What We Learned From Sweden’s Response To COVID
12/13/2023
“Sometimes I wonder whether the world is being run by smart people who are putting us on or by imbeciles who really mean it.”
― Laurence J. Peter, The Peter Principle
Many people have asked why we didn't let the virus hit us like a big wave and get it over with. The Great Barrington Declaration (GBD), a letter penned by three physicians, favored such an approach and called it “focused protection.” It recommended quarantining the highly vulnerable, i.e., the elderly and those with high risk factors like diabetes, heart and lung disease, etc., and letting the virus run amok through the rest of the population to quickly build natural herd immunity across the country. They said we should do away with non-pharmaceutical interventions that prevent infections, such as masks, sanitation, personal distancing, quarantines, closings, etc. The recommendation was published as a letter on October 5, 2020 because no medical journal would accept it as an article. Vaccines were still considered to be months away at that time, but actually began to roll out in mid-December of that year. Admittedly, the letter’s authors did not have a crystal ball.

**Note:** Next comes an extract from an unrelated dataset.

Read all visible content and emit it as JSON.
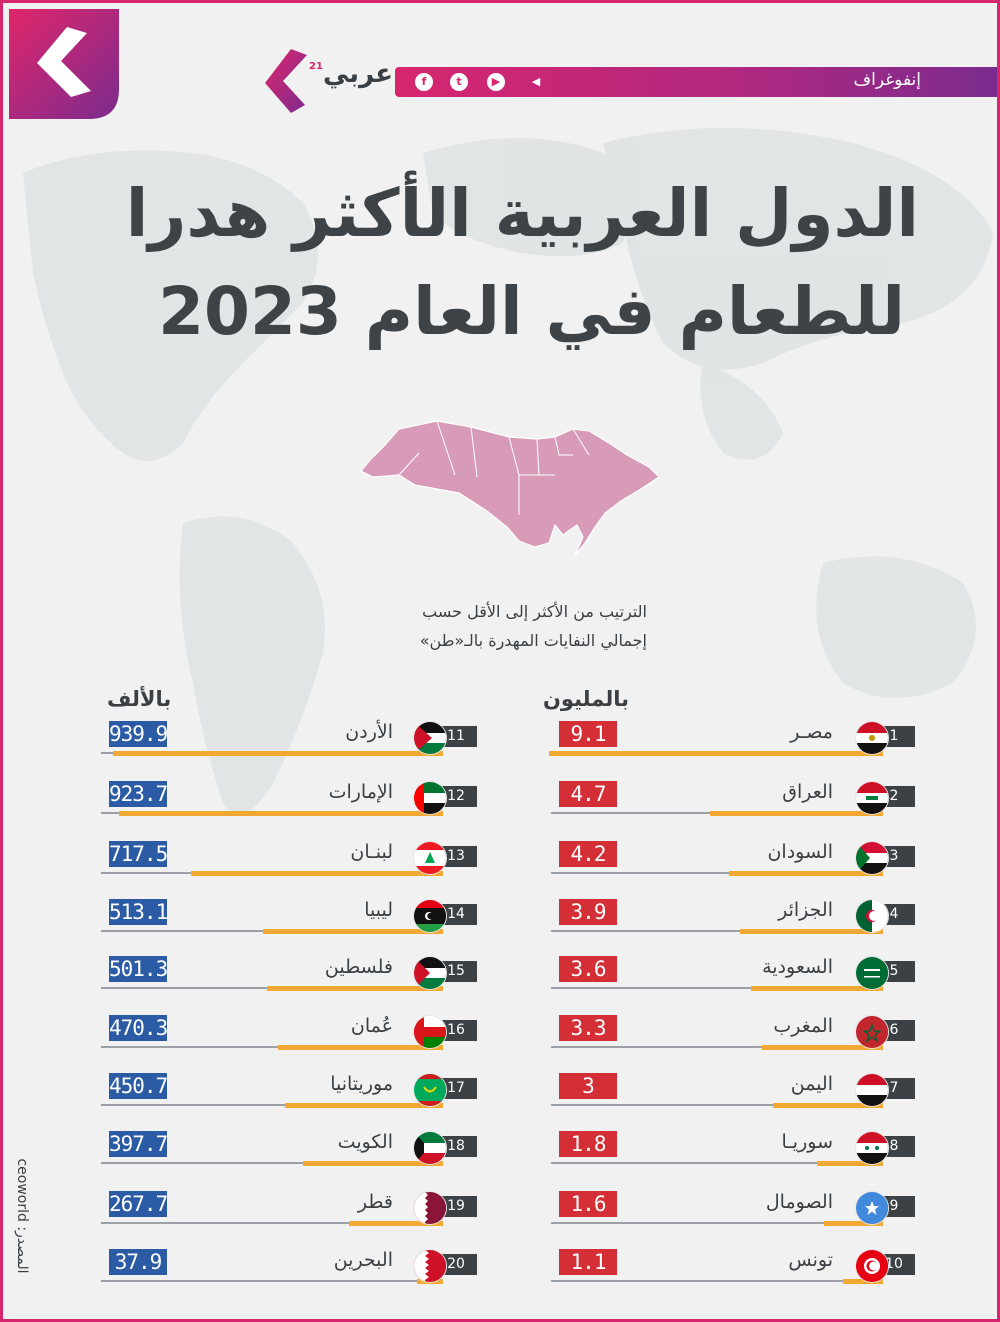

We didn’t accept that recommendation, but Sweden did something very similar on their own and kept their country open and had considerably less morbidity and mortality than the US. Armchair health experts who learned their subjects at Google and Facebook Universities have been clucking their tongues and scolding the CDC and public health professionals ever since. Should we have responded like Sweden did? Would it have been better if we had followed the recommendations made in the GBD?
When the declaration came out, it was widely panned as being ridiculous by health experts and organizations around the world. A Yale epidemiologist pointed out that almost half the US population would be considered to have an underlying risk factor for COVID meaning that half the population would have to be quarantined from the other half, not much different from the protective measures already underway at that point. It also would have meant that people at less risk would be exposed to a rather nasty virus. They essentially would be sacrificed to a disease more lethal than any flu we have encountered since 1918. And then there is the problem with long COVID and other morbidities such as an uptick in new onset diabetes in many COVID survivors. Even though kids have a very low level of mortality from COVID, the disease was still much worse than any flu for them and too many of them were hospitalized in serious shape with a malady called multisystem inflammatory syndrome or MIS. This was the sacrifice the folks who proposed the GBD were willing to impose on half the population.
Anyway, this post is supposed to be about Sweden, not the US. Did Sweden’s experiment turn out as positive as many people believe? It depends on which countries you compare it to. Comparing the Swedish experience to that of the US, it seems they did pretty well. They did not shut down and had much less mortality than we did. But is that an accurate apples-to-apples comparison? Sweden is a country of just over 10 million people. Its demographic is much more homogenous than that in the US and it has much less poverty. In the US, COVID hit impoverished and minority populations especially hard. They have fewer medical resources to deal with the disease. In contrast, Sweden does not have such a large minority or poor population and it has cradle to grave social welfare for everyone, including medical care. It does not at all resemble the US.
It is more accurate to compare Sweden to its neighboring Nordic countries with similar populations, demographics, and social welfare, but that also enacted more stringent social controls in response to the pandemic like the US did.
It turns out that compared to other Nordic countries, Sweden fared quite poorly with the highest mortality rate. Sweden had four times the number of COVID deaths compared to many of its neighbors. In particular, it had ten times the COVID death rate of Norway.
What about the economy? Of course the Nordic countries that enforced public and commercial shutdowns suffered significant economic hits like the rest of the world. Importantly, so did Sweden, which kept its economy open. Nevertheless, the country suffered as much economic downturn as its neighboring countries that enforced stricter shutdowns. In fact, the Organization for Economic Cooperation and Development and Development (OECD), of which Sweden is a member, reported that the country actually did markedly worse than Denmark, Norway and Finland. It seems that economic health is not only related to open commerce, but also to the public health of the country. Sick people do not work or venture out to buy things. It seems that public health affects economic health. That was not considered in the GBD, which was concerned about the economic impact of closing down commerce via fiat. They did not consider the economic impact of closing down commerce by hospitalizing so many people.
As these effects of its open policies became clear, Sweden eventually began to enforce greater social restrictions later in the pandemic, but the damage had already been done. The architect behind its initial open policies eventually admitted that things did not work out as planned. And in December 2020, Sweden’s King Gustav publically declared that the government’s approach had failed.
The real lesson from Sweden is that if you keep things open and people get sick, the economy still suffers in a pandemic. As far as the economy goes, it is a case of “damned if you do and damned if you don’t” enforce public restrictions.
And if you don’t, people still get sick and die and dead people stop buying things.